Thursday, November 21, 2013


This latest collection of poems by Holly Prado is for my taste her strongest yet. Oh, Salt/Oh Desiring Hand is a terrific book, beautiful to look at and hold and read. Despite it's wide page format to fit Prado's sometimes very long lines, and good size print, it feels like an almost delicate work of art.

But "strong" is the word for Prado's humble honesty in confronting her age, her losses, her gratitude for the small delights of everyday life. Some of the best poems are in the first section with the longest lines, which I'm not going to try and reproduce in this post because I'd want to convey the way they look and read on the page not on my computer screen and its limitations.

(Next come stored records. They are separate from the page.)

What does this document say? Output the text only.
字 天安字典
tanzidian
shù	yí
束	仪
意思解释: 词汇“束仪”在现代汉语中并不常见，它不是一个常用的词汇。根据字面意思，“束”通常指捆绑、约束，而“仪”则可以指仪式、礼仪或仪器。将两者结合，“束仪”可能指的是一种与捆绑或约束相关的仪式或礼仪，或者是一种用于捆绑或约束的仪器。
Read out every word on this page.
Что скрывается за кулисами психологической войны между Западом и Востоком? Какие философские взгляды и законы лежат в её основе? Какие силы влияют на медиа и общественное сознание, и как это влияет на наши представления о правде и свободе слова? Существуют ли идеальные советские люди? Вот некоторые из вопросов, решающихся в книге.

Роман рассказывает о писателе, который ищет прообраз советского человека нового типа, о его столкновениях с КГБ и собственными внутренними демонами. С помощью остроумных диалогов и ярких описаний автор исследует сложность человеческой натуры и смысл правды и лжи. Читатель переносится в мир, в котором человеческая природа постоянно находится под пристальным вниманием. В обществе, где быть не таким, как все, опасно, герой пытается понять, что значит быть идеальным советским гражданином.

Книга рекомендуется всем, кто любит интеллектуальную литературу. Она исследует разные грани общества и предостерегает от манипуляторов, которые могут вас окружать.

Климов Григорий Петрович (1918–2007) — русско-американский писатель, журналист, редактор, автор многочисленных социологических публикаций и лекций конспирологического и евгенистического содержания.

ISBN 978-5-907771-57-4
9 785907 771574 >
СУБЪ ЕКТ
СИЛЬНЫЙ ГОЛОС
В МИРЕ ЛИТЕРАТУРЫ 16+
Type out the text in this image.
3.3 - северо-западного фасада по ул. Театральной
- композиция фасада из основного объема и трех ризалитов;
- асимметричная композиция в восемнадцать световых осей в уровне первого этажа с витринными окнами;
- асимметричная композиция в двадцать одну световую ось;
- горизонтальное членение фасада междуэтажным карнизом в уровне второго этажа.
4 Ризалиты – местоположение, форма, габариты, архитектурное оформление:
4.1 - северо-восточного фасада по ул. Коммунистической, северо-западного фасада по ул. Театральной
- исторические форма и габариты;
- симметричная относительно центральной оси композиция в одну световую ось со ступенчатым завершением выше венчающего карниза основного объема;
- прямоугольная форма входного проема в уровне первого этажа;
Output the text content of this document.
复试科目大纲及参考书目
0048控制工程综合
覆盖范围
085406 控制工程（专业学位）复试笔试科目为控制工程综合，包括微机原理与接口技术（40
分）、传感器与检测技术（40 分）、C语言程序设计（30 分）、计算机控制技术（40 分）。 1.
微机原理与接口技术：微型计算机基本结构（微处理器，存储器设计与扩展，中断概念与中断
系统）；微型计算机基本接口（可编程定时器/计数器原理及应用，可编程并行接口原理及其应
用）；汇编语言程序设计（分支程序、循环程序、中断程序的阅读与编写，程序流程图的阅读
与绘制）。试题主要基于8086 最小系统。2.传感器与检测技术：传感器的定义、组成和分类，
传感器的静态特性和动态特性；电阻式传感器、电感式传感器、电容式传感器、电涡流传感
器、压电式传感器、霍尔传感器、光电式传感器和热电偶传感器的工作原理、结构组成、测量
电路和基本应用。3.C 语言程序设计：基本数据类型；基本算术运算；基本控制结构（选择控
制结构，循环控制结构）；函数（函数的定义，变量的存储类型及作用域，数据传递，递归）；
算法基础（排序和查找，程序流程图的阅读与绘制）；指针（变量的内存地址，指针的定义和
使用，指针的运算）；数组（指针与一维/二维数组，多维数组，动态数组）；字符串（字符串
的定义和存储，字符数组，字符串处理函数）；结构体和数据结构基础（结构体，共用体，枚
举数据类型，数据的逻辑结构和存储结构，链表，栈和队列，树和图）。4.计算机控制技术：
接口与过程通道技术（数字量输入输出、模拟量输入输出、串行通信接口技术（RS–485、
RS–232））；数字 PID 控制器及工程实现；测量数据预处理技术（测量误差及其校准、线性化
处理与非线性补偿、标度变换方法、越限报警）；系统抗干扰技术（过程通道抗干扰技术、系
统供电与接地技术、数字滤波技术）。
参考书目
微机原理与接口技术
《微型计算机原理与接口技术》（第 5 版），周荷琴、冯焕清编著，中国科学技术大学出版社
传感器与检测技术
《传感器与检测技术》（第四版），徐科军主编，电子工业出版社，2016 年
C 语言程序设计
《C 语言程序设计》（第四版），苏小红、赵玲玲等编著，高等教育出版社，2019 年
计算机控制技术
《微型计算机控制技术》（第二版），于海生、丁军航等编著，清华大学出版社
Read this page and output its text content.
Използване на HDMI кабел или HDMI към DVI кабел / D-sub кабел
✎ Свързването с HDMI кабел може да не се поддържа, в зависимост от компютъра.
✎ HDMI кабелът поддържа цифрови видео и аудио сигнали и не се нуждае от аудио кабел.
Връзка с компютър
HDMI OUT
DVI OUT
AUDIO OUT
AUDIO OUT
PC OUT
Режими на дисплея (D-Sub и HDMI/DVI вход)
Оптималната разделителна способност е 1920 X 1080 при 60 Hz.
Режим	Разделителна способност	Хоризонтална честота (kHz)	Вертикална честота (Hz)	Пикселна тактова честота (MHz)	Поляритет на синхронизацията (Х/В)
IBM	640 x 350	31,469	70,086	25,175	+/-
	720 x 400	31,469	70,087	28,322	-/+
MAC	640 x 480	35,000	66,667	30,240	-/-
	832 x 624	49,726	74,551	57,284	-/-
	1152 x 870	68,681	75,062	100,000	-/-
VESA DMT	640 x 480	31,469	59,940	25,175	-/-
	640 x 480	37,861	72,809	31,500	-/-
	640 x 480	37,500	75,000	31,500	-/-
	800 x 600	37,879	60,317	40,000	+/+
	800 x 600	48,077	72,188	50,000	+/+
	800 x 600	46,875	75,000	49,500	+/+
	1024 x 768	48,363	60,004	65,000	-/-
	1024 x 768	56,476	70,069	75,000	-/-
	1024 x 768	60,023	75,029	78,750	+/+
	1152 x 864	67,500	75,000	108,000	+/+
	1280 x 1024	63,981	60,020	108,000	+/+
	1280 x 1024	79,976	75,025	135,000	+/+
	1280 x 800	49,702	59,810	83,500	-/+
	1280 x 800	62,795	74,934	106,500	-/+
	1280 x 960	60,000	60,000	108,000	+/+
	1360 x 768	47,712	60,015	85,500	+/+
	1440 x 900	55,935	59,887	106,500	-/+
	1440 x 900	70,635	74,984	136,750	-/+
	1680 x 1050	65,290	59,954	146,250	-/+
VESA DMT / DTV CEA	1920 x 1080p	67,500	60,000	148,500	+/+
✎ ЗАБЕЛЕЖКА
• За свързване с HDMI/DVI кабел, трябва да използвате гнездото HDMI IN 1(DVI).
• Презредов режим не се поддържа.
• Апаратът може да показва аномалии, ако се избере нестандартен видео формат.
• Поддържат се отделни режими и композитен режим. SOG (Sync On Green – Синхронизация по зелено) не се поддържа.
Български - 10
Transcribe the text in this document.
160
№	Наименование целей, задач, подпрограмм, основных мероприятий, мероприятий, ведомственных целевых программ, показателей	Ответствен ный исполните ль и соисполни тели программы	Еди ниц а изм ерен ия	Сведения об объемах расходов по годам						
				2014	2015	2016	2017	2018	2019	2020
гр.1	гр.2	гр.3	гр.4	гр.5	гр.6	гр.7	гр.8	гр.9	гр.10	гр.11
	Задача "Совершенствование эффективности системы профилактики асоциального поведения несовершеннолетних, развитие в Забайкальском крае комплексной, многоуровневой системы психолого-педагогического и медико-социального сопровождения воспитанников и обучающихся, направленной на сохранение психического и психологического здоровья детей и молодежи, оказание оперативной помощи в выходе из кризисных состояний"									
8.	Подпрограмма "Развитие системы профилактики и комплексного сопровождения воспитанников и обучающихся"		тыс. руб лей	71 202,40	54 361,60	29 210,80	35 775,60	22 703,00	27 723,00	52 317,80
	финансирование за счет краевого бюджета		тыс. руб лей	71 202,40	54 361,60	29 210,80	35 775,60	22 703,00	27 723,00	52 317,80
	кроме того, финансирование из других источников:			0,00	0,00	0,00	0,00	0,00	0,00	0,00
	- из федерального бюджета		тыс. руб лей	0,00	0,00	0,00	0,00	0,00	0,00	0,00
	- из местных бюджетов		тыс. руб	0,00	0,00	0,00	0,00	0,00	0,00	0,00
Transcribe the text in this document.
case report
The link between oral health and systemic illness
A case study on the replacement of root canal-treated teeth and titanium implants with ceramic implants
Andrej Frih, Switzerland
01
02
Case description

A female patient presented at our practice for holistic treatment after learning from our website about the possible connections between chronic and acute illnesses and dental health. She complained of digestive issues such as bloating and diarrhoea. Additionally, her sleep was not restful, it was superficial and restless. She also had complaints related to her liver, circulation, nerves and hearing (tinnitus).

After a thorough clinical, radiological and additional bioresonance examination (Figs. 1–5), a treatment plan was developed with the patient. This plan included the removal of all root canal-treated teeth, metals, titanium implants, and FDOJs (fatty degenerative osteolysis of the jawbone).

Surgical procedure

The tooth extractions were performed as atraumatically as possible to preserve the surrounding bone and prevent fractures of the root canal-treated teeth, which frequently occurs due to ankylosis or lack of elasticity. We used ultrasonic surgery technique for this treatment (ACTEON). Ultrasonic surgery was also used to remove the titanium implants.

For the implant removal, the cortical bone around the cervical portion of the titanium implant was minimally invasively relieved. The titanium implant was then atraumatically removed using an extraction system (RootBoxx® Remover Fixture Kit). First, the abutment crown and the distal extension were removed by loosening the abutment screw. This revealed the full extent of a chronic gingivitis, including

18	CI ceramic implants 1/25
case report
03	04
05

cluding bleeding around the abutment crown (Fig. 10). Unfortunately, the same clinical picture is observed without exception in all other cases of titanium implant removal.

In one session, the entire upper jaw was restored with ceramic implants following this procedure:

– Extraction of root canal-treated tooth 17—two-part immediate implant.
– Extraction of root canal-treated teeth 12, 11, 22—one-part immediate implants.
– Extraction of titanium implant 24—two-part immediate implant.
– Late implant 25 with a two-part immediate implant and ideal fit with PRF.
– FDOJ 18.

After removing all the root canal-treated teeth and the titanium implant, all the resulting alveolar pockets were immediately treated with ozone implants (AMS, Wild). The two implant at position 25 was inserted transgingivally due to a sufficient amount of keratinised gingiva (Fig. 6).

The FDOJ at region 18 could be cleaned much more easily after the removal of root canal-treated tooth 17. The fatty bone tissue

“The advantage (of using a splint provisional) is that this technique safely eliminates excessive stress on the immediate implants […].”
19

But I'll type up two shorter poems with shorter lines so you can see the power of her unique poetic strategy and the ways it serves her subjects so well in this highly recommended collection:


our own housecat
who has forgotten

the kitten births but years later
mothers me    settles where I am
makes sure of me

this cat we call Rose who wants to know
us and now and then in sleep she
with others has spoken clearly

why do they have language
only when we can't remember?

once in the canopy above
the forest we knew each other
everybody knew each other


so few experiences now    each one then
huge    today's is glare off the parking lot

nothing like appalachian murder ballads
or wild orchids    but summer glare
does recite the effort of groceries    many car
doors opening the drivers shapely in sleeveless
well-fitting tank tops

how huge?    I'm writing it down so
it's that huge because it's what I have
for Thursday's blank page

we know everything:
how to dress ourselves
how to choose a ripe avocado
how to raise our hands    palms out
to rebuke the useless


-K- said...

I've been a fan since "These Mirrors Prove It."

AlamedaTom said...


New T-shirt: "Rebuke The Useless"

~ Willy

Lally said...

I hear you Kevin, and Willy, great idea!